2005年4月より、西新宿にて一級建築士事務所かめ設計室がはじまりました。3丁目からのかめバー通信。

どこかで見た風景 かわ

2007年04月21日 | 
 琵琶湖を取り囲むように山々が見える。その伏流水によってもたらされる豊かな営みは、もうひとつの原風景である。滋賀県(近江)と言えば、湖(うみ)と山、それらをつなぐ水である。そして琵琶湖を巡るなら、だんぜん奥琵琶湖をお勧めする。栄えているのはもちろん東海道に面した南側、しかしどうも町自体が大阪や京都といった他所を向いてしまって趣きに劣る。

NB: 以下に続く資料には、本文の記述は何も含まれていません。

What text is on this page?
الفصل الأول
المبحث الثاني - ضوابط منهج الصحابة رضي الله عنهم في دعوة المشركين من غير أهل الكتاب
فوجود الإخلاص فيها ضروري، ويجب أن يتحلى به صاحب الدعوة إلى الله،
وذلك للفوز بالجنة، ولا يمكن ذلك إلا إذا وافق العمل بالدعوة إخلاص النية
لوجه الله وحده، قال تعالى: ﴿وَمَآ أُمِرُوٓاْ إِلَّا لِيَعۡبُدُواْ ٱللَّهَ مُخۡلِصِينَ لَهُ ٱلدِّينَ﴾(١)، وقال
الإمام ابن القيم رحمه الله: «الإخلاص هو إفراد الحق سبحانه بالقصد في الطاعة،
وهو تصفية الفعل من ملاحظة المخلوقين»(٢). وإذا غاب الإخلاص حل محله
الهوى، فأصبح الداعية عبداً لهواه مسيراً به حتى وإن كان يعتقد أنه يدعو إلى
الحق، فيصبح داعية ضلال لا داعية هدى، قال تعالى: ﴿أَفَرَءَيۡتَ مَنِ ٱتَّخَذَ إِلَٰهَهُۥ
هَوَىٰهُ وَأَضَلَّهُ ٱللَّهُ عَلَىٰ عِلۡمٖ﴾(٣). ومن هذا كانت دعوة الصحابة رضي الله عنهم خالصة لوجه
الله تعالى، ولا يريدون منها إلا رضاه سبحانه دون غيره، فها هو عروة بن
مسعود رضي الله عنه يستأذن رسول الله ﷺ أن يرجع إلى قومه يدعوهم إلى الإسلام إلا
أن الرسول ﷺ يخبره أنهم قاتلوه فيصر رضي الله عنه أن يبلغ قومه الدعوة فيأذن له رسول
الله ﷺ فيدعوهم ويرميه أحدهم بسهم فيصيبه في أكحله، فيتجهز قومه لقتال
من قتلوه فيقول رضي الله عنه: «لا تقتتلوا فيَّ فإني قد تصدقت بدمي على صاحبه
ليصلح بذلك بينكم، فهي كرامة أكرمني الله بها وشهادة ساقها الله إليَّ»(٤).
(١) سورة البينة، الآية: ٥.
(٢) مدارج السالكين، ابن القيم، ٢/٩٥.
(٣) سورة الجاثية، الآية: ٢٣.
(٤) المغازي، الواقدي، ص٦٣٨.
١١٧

 水、とにかく湧き水が多い、井戸が多い。至るところ水路が巡っている。丁度都市にU字溝が巡っているように、家の周りをぐるぐる水路が回っている。
 琵琶湖の西、高島に針江という集落がある。生水の郷(しょうずのさと)と呼ばれるその集落は、湧き水が絶えない。水路のあちこちからボコボコと湧いている。口を開けた鯉がその水路を悠々と泳いでいる。上屋がかかった井戸は家々にあり、覗き込むと鍋や洗面器、歯ブラシもある。ここにも鯉がいる。いっぱいいる。残飯を食べてくれるからだ。また隣の井戸に引込まれ、また水路に返っていく。水を通して近所同士がつながっているので、決して汚したりはしないそうだ。この井戸の事を「かばた」と呼ぶ。川端の意味らしい。水路を掃除していた80歳を超えたつるつる顔のおじいちゃんがニコニコと案内してくれた。
 水洗便所などの下水や汚水は都市生活の目に見えないところで水に流す。汚れたものは隠蔽する。まるで無かったかのように水に流す。せめて溝や水路や川には蓋をしない方がいい。なるべくなら水は目に見えるところで使うのがいい。建築の水処理のディテールはきっと同じ理屈だ。